At the federal level, some of the few major policies supporting renewable energy are the wind and solar tax credits, which don’t have the support of many Republican lawmakers. There have been bipartisan efforts to create tax incentives for battery storage, but none of those have made it across the finish line yet.
Lobbying dollars from the renewable energy industry also pale in comparison to the fossil fuel industry. The oil, gas, and coal sector shelled out $104 million on lobbying in 2019, whereas the renewable energy sector spent less than $18 million, according to Bloomberg data.
Check those numbers–the fossil fuel companies lobby on the transportation side, not just the power side. So take out crude oil and oil products right there. And adjust the lobbying dollars to a unit of energy produced.
But it’s politics, not economics.
There’s strength in numbers: The new trade group will represent interests across the clean energy sector, not just wind and solar companies, but also manufacturers, utilities, and corporate purchasers of renewable power.
“Collaboration with our colleagues across different renewable energy industries makes good business sense because success for the renewables energy industry is mutually inclusive of all these technologies working together,” the AWEA statement says.
Whereas tax credit extensions have been the main political request of the renewables industry thus far, the American Clean Power Association plans to lobby aggressively on issues like revising permitting and siting requirements, modernizing the electricity grid, and setting broader carbon policy.

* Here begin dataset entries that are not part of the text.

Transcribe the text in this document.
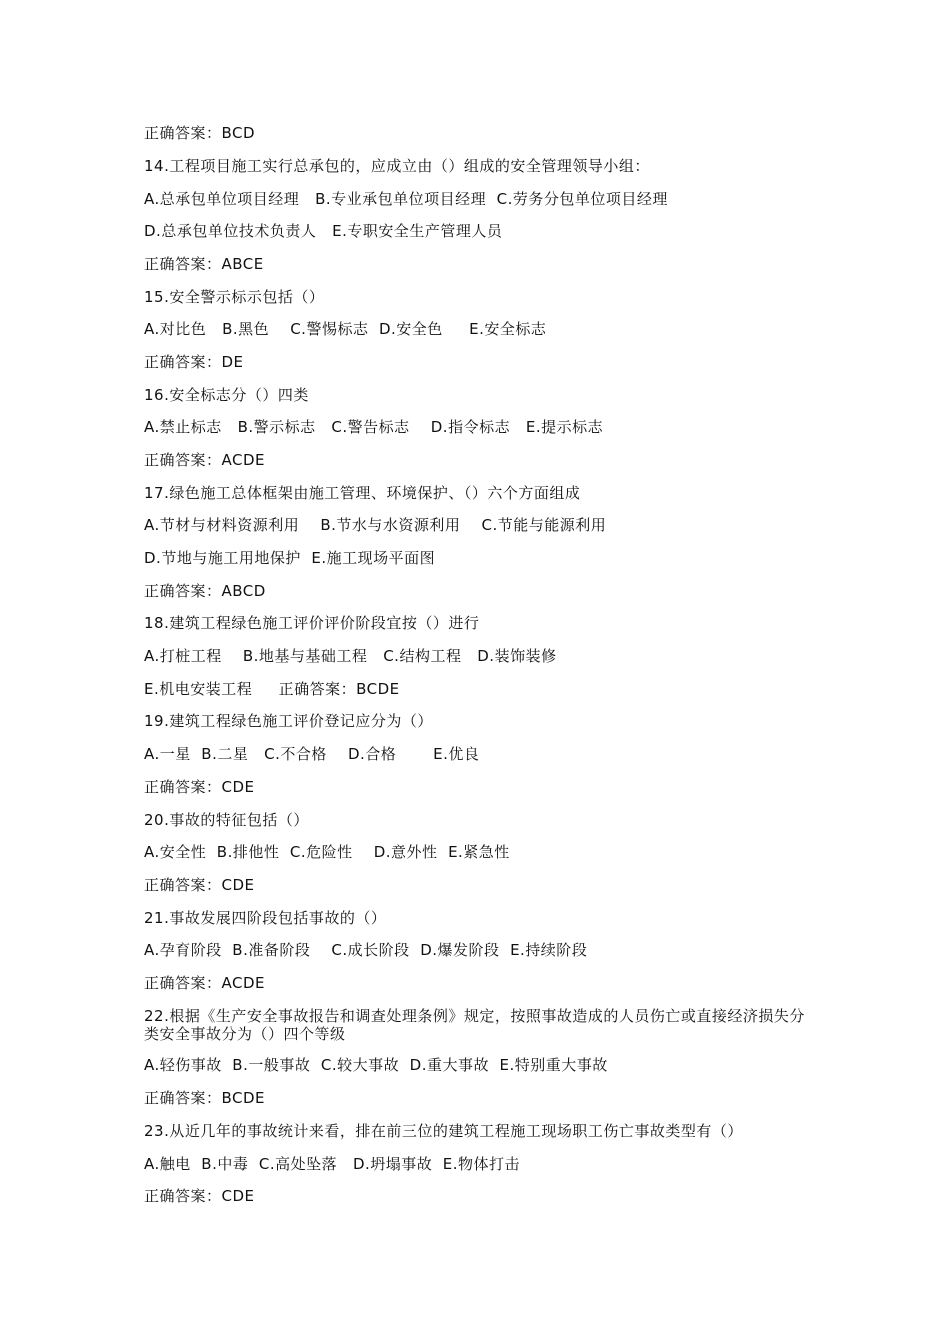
正确答案：BCD
14.工程项目施工实行总承包的，应成立由（）组成的安全管理领导小组：
A.总承包单位项目经理   B.专业承包单位项目经理  C.劳务分包单位项目经理
D.总承包单位技术负责人   E.专职安全生产管理人员
正确答案：ABCE
15.安全警示标示包括（）
A.对比色   B.黑色    C.警惕标志  D.安全色     E.安全标志
正确答案：DE
16.安全标志分（）四类
A.禁止标志   B.警示标志   C.警告标志    D.指令标志   E.提示标志
正确答案：ACDE
17.绿色施工总体框架由施工管理、环境保护、（）六个方面组成
A.节材与材料资源利用    B.节水与水资源利用    C.节能与能源利用
D.节地与施工用地保护  E.施工现场平面图
正确答案：ABCD
18.建筑工程绿色施工评价评价阶段宜按（）进行
A.打桩工程    B.地基与基础工程   C.结构工程   D.装饰装修
E.机电安装工程     正确答案：BCDE
19.建筑工程绿色施工评价登记应分为（）
A.一星  B.二星   C.不合格    D.合格       E.优良
正确答案：CDE
20.事故的特征包括（）
A.安全性  B.排他性  C.危险性    D.意外性  E.紧急性
正确答案：CDE
21.事故发展四阶段包括事故的（）
A.孕育阶段  B.准备阶段    C.成长阶段  D.爆发阶段  E.持续阶段
正确答案：ACDE
22.根据《生产安全事故报告和调查处理条例》规定，按照事故造成的人员伤亡或直接经济损失分类安全事故分为（）四个等级
A.轻伤事故  B.一般事故  C.较大事故  D.重大事故  E.特别重大事故
正确答案：BCDE
23.从近几年的事故统计来看，排在前三位的建筑工程施工现场职工伤亡事故类型有（）
A.触电  B.中毒  C.高处坠落   D.坍塌事故  E.物体打击
正确答案：CDE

The group’s creation “will help boost the pan-renewable sector’s advocacy capabilities during this critical inflection point for energy and climate policy,” said Gregory Wetstone, head of the American Council on Renewable Energy, a nonprofit that also represents a cross-section of the renewables industry.
And, as we know, crony Joe Biden promises more taxpayer subsidies for dilute, intermittent energies at the expense of mineral energies:
Indeed, a clean energy trade group such as the American Clean Power Association could take on a much larger role in shaping public policy if Joe Biden wins the White House and sets out to achieve his ambitious climate plans, including a zero-carbon power sector by 2035.
Maybe Hunter Biden can be the new CEO, reporting straight to Dad in a Biden presidency. He surely learned much about energy (still searching) in his previous life.
Regarding “clean” power, there is no such thing. The only thing that comes close is nuclear power. Fourth generation nuclear plants will come even closer. One problem is that no definition of clean power is offered.